Pada saat itu, serigala yang selama ini bersembunyi, menunggu dia keluar dari kuil, mendekatinya.
Elaina mengelus kepala serigala itu saat hewan itu menunduk di hadapannya dan melanjutkan.
“Saya adalah putrinya.”
** * *
Elaina bersiul pelan untuk memanggil seekor burung lark ke bahunya, lalu menoleh ke belakang.
Para fanatik itu mengawasinya dengan pengabdian buta.
Bahkan ada yang meneteskan air mata melihat pemandangan menakjubkan yang telah ia ciptakan.
‘Ugh.’
Elaina dalam hati merasa ngeri tetapi tetap tersenyum tenang.
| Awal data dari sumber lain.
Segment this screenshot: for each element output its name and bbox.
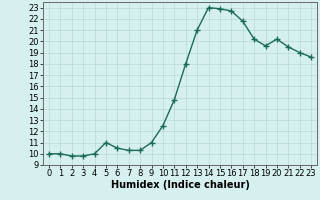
X-axis label: Humidex (Indice chaleur): Humidex (Indice chaleur) — [111, 180, 249, 190]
Sangat mudah baginya untuk memukau penduduk desa dengan kemampuannya.
“Anakmu sedang sakit.”
“Ho, bagaimana kamu tahu itu!”
“Penderitaan seorang anak adalah penderitaan orang tua.”
Awalnya dipenuhi kecurigaan, penduduk desa tersentak kaget ketika dia membaca pikiran batin mereka.
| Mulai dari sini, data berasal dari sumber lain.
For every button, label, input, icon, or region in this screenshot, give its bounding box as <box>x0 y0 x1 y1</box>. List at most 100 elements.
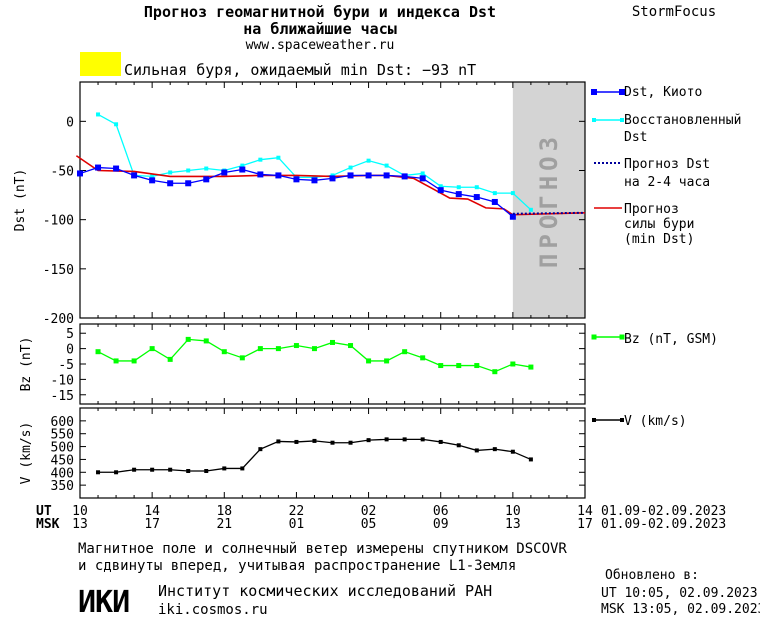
legend-v: V (km/s) <box>624 414 687 429</box>
msk-tick-label: 09 <box>433 517 449 532</box>
restored-dst-point <box>258 157 263 162</box>
dst-panel: ПРОГНОЗ 0 -50 -100 -150 -200 Dst (nT) <box>13 81 586 327</box>
dst-ytick-label: -100 <box>43 214 74 229</box>
v-point <box>420 437 425 442</box>
dst-kyoto-point <box>239 166 246 173</box>
bz-point <box>203 338 209 344</box>
bz-y-label: Bz (nT) <box>19 337 34 392</box>
dst-kyoto-point <box>419 175 426 182</box>
note-line2: и сдвинуты вперед, учитывая распростране… <box>78 558 516 574</box>
v-ytick-label: 450 <box>51 453 74 468</box>
restored-dst-point <box>474 185 479 190</box>
bz-point <box>275 346 281 352</box>
bz-ytick-label: -5 <box>58 358 74 373</box>
v-ytick-label: 550 <box>51 428 74 443</box>
dst-kyoto-point <box>95 164 102 171</box>
restored-dst-point <box>510 191 515 196</box>
ut-tick-label: 22 <box>289 504 305 519</box>
legend-storm-2: силы бури <box>624 217 694 232</box>
ut-tick-label: 06 <box>433 504 449 519</box>
restored-dst-point <box>276 155 281 160</box>
bz-point <box>221 349 227 355</box>
brand-label: StormFocus <box>632 4 716 20</box>
v-point <box>348 440 353 445</box>
bz-ytick-label: 5 <box>66 327 74 342</box>
bz-point <box>384 358 390 364</box>
dst-kyoto-point <box>437 187 444 194</box>
v-point <box>114 470 119 475</box>
dst-y-axis: 0 -50 -100 -150 -200 <box>43 82 586 327</box>
v-point <box>276 439 281 444</box>
v-y-label: V (km/s) <box>19 422 34 485</box>
v-point <box>258 447 263 452</box>
institute-name: Институт космических исследований РАН <box>158 582 492 600</box>
note-line1: Магнитное поле и солнечный ветер измерен… <box>78 541 567 557</box>
dst-kyoto-point <box>275 172 282 179</box>
dst-kyoto-point <box>185 180 192 187</box>
dst-kyoto-point <box>509 213 516 220</box>
dst-kyoto-point <box>77 170 83 177</box>
bz-ytick-label: -10 <box>51 373 74 388</box>
v-point <box>510 449 515 454</box>
legend-restored-1: Восстановленный <box>624 113 741 128</box>
bz-plot-frame <box>79 323 586 405</box>
v-ytick-label: 350 <box>51 479 74 494</box>
storm-label: Сильная буря, ожидаемый min Dst: −93 nT <box>124 61 476 79</box>
legend-swatch-restored <box>592 118 624 122</box>
bz-point <box>293 343 299 349</box>
bz-point <box>366 358 372 364</box>
v-point <box>366 438 371 443</box>
bz-point <box>474 363 480 369</box>
leg-v-mark <box>592 418 596 422</box>
updated-msk: MSK 13:05, 02.09.2023 <box>601 602 760 617</box>
title-line2: на ближайшие часы <box>243 20 397 38</box>
bz-point <box>492 369 498 375</box>
v-point <box>186 469 191 473</box>
msk-tick-label: 21 <box>216 517 232 532</box>
v-point <box>474 448 479 453</box>
bz-point <box>456 363 462 369</box>
bz-series <box>95 336 534 375</box>
bz-ytick-label: -15 <box>51 389 74 404</box>
dst-kyoto-point <box>221 169 228 176</box>
dst-ytick-label: -200 <box>43 312 74 327</box>
v-point <box>294 439 299 444</box>
leg-bz-mark <box>619 334 625 340</box>
v-plot-frame <box>79 407 586 499</box>
site-url[interactable]: www.spaceweather.ru <box>246 38 395 53</box>
ut-tick-label: 10 <box>72 504 88 519</box>
ut-tick-label: 02 <box>361 504 377 519</box>
bz-point <box>149 346 155 352</box>
bz-ytick-label: 0 <box>66 343 74 358</box>
ut-tick-label: 18 <box>216 504 232 519</box>
bz-point <box>131 358 137 364</box>
updated-label: Обновлено в: <box>605 568 699 583</box>
bz-y-axis: 50-5-10-15 <box>51 324 586 404</box>
msk-tick-label: 05 <box>361 517 377 532</box>
dst-ytick-label: 0 <box>66 115 74 130</box>
restored-dst-point <box>186 168 191 173</box>
dst-kyoto-point <box>131 172 138 179</box>
bz-point <box>420 355 426 361</box>
bz-point <box>113 358 119 364</box>
msk-range: 01.09-02.09.2023 <box>601 517 726 532</box>
bz-point <box>167 356 173 362</box>
dst-y-label: Dst (nT) <box>13 169 28 232</box>
v-point <box>168 467 173 472</box>
restored-dst-point <box>168 170 173 175</box>
storm-forecast-line <box>75 155 586 216</box>
bz-point <box>348 343 354 349</box>
bz-point <box>257 346 263 352</box>
institute-site[interactable]: iki.cosmos.ru <box>158 602 268 618</box>
restored-dst-point <box>456 185 461 190</box>
legend-forecast-1: Прогноз Dst <box>624 157 710 172</box>
bz-line <box>97 338 532 373</box>
v-point <box>96 470 101 475</box>
legend-swatch-bz <box>591 334 625 340</box>
bz-point <box>510 361 516 367</box>
dst-ytick-label: -150 <box>43 263 74 278</box>
dst-kyoto-point <box>149 177 156 184</box>
legend-storm-1: Прогноз <box>624 202 679 217</box>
“Meskipun saya hanyalah seorang pemandu dan tidak dapat melakukan mukjizat seperti dia, saya dapat membawa kedamaian bagi Anda.”
Saat ia menggenggam tangan mereka dan menanamkan emosi positif ke dalamnya, ekspresi mereka melembut, dan mereka mulai menatapnya dengan kagum.
Saat masih kecil, sangat mudah untuk menghindari diremehkan.
Yang perlu dia lakukan hanyalah menjaga ketenangan dan berpura-pura mahatahu sambil tersenyum seperti seorang bijak yang agung.
Setelah menipu beberapa orang, yang lainnya dengan mudah mengikuti jejaknya.
Bahkan kepala desa pun bergegas tanpa alas kaki untuk menyambutnya dengan antusias.
“Apakah Nuh benar-benar menanggapi seruan kita?”
“Jangan ragukan kehendak-Nya.”
“Tentu saja, tentu saja, bagaimana mungkin aku bisa!”
Elaina terkekeh pelan, menatap pria tua yang tampak diliputi rasa syukur.
‘Jadi di sinilah saya dapat menerapkan kemampuan membaca hati dan emosi dengan bebas…’
Dengan memanfaatkan kemampuan yang biasanya ia coba sembunyikan, ia menyadari bahwa kemampuan itu sangat cocok untuk menipu.
Tentu saja, mengingat targetnya jelas-jelas jahat, dia tidak merasa bersalah sama sekali.
“Kapan Nuh memberkati kita… dengan seorang anak perempuan…?”
“Apakah dia punya… seseorang?”
“Mungkinkah itu berasal dari persembahan…?”
“Jika memang demikian, bukankah kita akan mengetahuinya?”
Elaina tersenyum, berpura-pura polos sambil memperhatikan penduduk desa bergumam dan menjadi bingung.